GAINESVILLE — With the 1977 blockbuster “Star Wars” returning to the wide screen Friday, ardent fans of the film wonder if a new generation of movie-goers will embrace its old-fashioned story and mix of special effects with the same enthusiasm as original audiences.
“The younger audiences may be jaded a bit by the saturation of science fiction movies and special effects epics from the last two decades,” said Andrew Gordon, a University of Florida professor and noted expert on the George Lucas film. “But, if I had to guess, I would say those who have not seen Star Wars’ on the wide screen will want to experience it in the way it was meant to be seen.”
With the re-release of “Star Wars” and subsequent re-releases of its two sequels, “The Empire Strikes Back” and “Return of the Jedi,” attention and interest once again have turned toward Gordon’s detailed analysis of the movie, “Star Wars: A Myth for Our Time” that was first published in the Fall 1978 issue of Literature/Film Quarterly.
When “Star Wars” launched into the American pop culture landscape 20 years ago, it revealed more about our society’s past than its future, said Gordon, an associate professor of English at UF.
“I had studied science fiction films for some time and was sparked right away by Star Wars’ and its immediate audience appeal,” Gordon said. “My article on Star Wars’ is the most cited piece I have ever written.”

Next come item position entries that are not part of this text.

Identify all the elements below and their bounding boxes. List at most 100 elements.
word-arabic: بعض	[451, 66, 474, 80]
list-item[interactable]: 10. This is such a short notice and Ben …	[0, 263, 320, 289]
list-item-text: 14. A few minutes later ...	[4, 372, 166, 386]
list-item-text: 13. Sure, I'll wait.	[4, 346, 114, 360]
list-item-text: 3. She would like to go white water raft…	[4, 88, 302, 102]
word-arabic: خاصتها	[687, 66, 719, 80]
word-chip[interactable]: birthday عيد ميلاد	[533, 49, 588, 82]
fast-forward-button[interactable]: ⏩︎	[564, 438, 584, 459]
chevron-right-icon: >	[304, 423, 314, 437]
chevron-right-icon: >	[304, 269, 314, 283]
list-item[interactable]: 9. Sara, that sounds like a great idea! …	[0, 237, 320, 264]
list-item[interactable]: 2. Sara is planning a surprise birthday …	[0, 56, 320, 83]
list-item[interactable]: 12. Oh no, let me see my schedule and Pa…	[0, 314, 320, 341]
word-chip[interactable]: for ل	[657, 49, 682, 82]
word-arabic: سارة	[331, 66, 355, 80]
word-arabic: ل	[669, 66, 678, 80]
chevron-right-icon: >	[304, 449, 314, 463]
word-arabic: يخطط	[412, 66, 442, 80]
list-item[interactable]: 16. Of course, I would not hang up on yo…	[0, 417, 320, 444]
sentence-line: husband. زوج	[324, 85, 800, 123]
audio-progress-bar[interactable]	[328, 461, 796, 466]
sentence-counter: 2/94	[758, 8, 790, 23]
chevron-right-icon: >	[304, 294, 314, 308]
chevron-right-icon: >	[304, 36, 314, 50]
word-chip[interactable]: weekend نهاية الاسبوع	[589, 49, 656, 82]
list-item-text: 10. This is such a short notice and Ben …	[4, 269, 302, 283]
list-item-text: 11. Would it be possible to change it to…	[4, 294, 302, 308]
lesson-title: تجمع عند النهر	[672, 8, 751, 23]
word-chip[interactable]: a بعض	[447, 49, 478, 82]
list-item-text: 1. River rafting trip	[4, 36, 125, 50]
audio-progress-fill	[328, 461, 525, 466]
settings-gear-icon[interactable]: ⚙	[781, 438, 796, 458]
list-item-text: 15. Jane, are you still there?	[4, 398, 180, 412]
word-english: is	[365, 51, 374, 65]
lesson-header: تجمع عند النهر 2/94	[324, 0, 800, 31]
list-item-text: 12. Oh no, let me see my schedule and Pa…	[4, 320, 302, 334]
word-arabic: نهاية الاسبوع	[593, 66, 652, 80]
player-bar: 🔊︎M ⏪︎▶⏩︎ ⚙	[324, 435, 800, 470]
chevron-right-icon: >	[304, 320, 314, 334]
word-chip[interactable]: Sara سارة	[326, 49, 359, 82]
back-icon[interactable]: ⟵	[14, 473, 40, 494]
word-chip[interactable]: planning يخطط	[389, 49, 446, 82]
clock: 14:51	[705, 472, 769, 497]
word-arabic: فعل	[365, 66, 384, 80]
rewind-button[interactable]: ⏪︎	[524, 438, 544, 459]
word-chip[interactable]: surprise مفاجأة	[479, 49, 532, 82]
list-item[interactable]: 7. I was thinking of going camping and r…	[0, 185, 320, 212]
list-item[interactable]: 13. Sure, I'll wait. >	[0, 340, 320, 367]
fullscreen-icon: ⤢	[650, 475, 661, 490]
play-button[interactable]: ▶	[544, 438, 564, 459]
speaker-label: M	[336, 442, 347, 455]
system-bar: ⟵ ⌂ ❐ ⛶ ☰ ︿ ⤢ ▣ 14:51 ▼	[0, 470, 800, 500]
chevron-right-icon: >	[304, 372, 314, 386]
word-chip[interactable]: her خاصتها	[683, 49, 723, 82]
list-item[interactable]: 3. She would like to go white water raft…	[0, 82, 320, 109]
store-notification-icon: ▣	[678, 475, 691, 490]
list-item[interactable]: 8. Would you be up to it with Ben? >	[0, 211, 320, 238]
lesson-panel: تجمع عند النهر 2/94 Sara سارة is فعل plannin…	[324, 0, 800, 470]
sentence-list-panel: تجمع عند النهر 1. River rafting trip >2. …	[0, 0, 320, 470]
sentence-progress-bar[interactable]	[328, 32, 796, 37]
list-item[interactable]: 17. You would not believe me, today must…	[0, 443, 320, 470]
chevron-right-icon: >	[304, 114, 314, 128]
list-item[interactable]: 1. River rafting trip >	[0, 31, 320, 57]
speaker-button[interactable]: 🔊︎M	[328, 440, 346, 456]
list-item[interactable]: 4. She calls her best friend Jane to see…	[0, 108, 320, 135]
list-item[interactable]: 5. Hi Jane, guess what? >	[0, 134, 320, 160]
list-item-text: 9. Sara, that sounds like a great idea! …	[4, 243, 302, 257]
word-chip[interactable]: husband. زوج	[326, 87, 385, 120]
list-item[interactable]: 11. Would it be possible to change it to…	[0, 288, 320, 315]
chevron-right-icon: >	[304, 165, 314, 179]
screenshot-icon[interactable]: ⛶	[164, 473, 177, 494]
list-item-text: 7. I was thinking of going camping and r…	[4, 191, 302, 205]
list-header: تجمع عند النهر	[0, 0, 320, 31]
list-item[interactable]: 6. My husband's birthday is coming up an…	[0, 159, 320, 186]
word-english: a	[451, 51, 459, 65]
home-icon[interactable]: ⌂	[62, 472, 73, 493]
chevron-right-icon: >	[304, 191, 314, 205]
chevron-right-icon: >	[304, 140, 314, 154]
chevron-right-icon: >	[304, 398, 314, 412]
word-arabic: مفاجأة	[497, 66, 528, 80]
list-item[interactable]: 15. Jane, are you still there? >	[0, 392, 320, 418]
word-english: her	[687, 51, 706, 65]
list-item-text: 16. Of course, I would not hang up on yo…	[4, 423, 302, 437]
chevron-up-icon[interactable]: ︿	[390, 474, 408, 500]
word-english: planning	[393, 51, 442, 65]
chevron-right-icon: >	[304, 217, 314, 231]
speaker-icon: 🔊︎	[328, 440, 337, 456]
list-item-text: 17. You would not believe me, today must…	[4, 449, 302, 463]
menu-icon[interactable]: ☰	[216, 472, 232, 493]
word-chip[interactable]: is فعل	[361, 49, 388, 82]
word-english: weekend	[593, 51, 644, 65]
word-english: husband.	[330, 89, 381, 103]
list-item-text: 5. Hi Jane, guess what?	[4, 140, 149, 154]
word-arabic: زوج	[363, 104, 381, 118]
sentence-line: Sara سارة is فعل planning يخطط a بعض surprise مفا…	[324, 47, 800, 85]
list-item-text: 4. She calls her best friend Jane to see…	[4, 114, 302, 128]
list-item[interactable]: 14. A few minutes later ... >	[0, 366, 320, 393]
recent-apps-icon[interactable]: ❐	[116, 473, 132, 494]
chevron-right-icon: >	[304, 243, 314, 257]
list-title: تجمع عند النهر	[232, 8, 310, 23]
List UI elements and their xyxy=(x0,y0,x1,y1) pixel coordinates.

“Star Wars” and its fast-moving scenes of star ships thrusting into hyperspace and dogfight gun battles taking place in far-away galaxies paved the way for a new crop of successful science fiction films including the “Star Trek” series.
But “Star Wars” actually is more a nostalgia movie than a movie set in the future, Gordon said. It combines influences of mythology with traditional American pop culture placed in a storybook setting, he said.

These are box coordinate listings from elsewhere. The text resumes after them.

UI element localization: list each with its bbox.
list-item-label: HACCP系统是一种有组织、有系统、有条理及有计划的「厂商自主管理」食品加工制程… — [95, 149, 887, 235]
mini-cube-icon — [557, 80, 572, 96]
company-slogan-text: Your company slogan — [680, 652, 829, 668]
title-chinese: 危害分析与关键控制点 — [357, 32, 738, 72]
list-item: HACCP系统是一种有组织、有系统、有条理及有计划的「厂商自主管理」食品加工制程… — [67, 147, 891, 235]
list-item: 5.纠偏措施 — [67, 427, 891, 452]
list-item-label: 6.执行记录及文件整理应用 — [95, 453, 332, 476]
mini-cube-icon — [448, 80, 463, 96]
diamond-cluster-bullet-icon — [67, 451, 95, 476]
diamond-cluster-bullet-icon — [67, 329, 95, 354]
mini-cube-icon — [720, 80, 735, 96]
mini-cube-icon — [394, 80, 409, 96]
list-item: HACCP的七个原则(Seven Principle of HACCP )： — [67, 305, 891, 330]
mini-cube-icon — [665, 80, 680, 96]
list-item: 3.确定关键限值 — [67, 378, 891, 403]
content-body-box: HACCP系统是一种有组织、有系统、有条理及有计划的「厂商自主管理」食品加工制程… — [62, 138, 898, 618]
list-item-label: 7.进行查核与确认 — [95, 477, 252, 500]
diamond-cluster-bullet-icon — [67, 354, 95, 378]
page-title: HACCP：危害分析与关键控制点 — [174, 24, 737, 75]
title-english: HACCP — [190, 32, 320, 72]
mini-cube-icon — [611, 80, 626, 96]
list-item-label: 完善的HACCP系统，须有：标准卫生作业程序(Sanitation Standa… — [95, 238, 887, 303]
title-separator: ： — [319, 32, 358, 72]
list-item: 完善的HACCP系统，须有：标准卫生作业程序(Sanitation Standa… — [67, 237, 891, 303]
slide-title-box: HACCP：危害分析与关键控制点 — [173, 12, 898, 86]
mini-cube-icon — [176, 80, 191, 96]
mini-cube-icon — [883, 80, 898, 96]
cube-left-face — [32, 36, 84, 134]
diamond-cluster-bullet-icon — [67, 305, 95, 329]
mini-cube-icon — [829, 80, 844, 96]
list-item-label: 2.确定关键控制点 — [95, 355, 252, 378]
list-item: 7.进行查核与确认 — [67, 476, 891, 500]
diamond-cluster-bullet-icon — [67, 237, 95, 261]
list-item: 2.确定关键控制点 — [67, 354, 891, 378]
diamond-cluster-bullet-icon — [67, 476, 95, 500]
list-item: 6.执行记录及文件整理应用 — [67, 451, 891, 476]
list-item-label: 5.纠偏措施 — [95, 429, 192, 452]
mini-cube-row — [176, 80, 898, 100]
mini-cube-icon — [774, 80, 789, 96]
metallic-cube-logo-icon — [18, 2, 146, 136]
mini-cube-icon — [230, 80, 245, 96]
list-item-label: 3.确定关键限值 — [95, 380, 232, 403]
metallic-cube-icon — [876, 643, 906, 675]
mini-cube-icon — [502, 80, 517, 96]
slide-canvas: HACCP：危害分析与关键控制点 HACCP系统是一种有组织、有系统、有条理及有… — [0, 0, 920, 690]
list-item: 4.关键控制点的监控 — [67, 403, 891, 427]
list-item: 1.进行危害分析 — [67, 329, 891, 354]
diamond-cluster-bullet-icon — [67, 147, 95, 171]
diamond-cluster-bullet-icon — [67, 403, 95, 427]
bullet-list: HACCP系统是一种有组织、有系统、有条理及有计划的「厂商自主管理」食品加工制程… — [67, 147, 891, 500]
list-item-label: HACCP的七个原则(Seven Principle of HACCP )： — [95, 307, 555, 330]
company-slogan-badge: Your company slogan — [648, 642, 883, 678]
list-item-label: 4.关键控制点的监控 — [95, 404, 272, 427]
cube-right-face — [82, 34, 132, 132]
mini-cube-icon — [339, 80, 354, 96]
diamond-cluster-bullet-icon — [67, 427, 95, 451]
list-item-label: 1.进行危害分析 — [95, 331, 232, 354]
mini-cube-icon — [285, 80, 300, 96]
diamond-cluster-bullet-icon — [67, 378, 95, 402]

” Star Wars’ is a modern fairy tale using early forms of movie-making from the 1930s and 1940s,” Gordon explained. “It is a combination of a multitude of old stories, such as The Wizard of Oz’, Flash Gordon’ and old Westerns, blended together to create a myth of its own.

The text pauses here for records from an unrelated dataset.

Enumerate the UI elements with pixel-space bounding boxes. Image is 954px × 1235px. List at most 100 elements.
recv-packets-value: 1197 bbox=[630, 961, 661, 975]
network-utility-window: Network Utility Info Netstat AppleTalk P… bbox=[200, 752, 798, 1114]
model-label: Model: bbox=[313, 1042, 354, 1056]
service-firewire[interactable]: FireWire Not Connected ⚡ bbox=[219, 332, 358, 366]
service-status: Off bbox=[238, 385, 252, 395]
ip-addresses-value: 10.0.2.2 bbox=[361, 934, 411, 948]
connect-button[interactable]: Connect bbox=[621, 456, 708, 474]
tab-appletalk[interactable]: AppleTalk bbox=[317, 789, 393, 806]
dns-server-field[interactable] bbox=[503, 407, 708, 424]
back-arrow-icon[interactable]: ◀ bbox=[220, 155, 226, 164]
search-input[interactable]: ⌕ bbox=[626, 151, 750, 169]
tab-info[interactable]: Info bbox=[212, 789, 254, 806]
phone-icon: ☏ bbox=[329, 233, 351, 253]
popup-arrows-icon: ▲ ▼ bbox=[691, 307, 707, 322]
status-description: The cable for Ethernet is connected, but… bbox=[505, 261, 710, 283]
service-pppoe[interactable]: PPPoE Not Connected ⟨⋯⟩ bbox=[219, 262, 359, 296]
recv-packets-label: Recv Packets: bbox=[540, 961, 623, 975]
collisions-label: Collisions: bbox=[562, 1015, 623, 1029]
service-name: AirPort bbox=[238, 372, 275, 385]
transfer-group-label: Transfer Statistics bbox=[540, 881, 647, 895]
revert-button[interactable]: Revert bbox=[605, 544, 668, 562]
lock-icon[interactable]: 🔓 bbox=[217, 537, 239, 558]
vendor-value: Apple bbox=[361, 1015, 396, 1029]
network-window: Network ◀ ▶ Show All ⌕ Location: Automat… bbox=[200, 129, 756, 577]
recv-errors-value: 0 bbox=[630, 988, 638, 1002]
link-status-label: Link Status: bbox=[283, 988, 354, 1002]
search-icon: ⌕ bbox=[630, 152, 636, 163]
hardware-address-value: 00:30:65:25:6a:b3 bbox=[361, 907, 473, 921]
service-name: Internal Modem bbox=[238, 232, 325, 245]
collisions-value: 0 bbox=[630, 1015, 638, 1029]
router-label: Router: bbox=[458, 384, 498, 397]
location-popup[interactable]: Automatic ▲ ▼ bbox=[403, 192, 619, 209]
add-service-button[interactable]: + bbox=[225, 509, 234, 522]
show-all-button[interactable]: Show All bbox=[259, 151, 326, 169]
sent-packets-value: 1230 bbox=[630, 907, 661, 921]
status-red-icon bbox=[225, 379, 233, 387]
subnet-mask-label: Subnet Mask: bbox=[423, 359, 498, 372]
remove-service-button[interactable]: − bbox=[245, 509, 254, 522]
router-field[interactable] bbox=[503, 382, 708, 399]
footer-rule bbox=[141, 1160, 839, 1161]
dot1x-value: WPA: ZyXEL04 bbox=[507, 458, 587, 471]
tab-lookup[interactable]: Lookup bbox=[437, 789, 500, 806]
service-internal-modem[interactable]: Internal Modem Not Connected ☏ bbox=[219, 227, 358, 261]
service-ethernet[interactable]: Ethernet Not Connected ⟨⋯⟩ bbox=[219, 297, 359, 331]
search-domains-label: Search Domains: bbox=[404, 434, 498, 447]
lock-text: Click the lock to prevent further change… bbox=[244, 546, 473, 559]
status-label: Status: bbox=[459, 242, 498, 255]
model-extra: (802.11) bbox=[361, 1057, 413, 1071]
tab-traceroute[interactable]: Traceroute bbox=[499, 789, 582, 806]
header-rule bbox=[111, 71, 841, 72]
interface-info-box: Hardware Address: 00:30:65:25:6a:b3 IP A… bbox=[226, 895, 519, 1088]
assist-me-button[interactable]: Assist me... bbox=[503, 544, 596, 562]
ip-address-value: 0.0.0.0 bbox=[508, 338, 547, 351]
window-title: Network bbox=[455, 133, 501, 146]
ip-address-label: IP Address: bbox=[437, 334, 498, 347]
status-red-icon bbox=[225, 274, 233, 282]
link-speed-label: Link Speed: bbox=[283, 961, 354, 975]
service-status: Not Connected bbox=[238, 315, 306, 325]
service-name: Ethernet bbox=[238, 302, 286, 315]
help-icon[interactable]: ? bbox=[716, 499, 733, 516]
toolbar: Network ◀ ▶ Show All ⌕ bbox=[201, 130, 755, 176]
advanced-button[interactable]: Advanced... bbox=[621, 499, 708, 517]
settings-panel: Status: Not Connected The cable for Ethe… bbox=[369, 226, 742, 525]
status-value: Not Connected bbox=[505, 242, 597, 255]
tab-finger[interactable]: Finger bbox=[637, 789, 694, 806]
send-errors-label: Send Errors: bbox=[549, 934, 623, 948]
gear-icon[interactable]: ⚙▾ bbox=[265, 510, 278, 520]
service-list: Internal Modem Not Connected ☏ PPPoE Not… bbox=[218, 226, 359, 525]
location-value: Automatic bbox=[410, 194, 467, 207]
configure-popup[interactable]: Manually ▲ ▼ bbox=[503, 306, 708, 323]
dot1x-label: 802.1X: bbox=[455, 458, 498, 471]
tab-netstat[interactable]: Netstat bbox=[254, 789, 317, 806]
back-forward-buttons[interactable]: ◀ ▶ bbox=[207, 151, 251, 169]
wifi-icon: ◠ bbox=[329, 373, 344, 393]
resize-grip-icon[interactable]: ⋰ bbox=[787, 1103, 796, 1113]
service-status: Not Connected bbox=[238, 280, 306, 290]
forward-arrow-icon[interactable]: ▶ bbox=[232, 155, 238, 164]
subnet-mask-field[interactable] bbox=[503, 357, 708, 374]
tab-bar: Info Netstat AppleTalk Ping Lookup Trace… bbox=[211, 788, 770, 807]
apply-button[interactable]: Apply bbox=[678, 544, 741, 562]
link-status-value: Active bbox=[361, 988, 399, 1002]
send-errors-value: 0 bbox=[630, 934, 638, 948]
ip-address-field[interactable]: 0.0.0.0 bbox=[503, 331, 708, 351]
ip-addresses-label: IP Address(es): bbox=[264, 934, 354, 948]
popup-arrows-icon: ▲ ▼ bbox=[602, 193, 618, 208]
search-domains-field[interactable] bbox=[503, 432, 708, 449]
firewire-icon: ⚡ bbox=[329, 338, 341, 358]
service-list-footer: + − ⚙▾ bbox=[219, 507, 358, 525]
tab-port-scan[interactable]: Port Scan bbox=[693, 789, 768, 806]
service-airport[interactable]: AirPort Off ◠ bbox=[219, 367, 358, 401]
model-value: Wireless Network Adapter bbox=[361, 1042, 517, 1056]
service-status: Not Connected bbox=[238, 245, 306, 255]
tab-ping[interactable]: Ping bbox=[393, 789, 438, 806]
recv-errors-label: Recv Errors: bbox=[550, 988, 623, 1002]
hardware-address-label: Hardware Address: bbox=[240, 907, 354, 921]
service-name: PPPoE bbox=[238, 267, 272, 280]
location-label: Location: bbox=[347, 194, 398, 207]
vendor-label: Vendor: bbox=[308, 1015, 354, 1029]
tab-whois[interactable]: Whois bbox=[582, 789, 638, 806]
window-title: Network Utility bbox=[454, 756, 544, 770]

“In the theater, people would gasp during certain scenes, hiss at the villian and cheer the hero in the end,” Gordon said. “I hadn’t seen this level of audience participation since the kiddie matinees from the 1950s.”
Gordon said the characters in Lucas’ classic represent the conventional, well-defined roles of good and bad that are reminiscent of older films and traditional stories.
Luke Skywalker is the reluctant young hero primed to take over for the old and wise Obi-wan Kenobi. Darth Vader clearly is the villain, clothed in black and surrounded by evil. Princess Leia is the beautiful and brave heroine, while Han Solo is the likeable, wise cracking warrior who in the end reveals his goodness.
” Star Wars’ took us back to a previous generation at a time when Americans had lost heroes,” Gordon said. “The country wanted to return to an earlier age that was simpler. When we knew exactly who the heroes were and who the villains were.”
When it was released, “Star Wars” largely was dismissed by many critics as a childish movie that was “corny or hokey, strictly kids’ stuff”. Gordon argues that the movie appeals to young and old precisely because of its old-fashioned plot.
Although the 1997 version includes some new characters and enhancements to sound and visual effects, whether young viewers will head to the theaters for the return of “Star Wars” is uncertain.
When UF sophomore Kelly Koukos was 4 years old, her mother sometimes would arrange her hair like Princess Leia’s, with braided buns on each side of her head. Still, she has no plans to see “Star Wars” in the theater.
“I’ve seen it on TV and I liked it,” said Koukos, 19. “But I’d rather go see a love story.”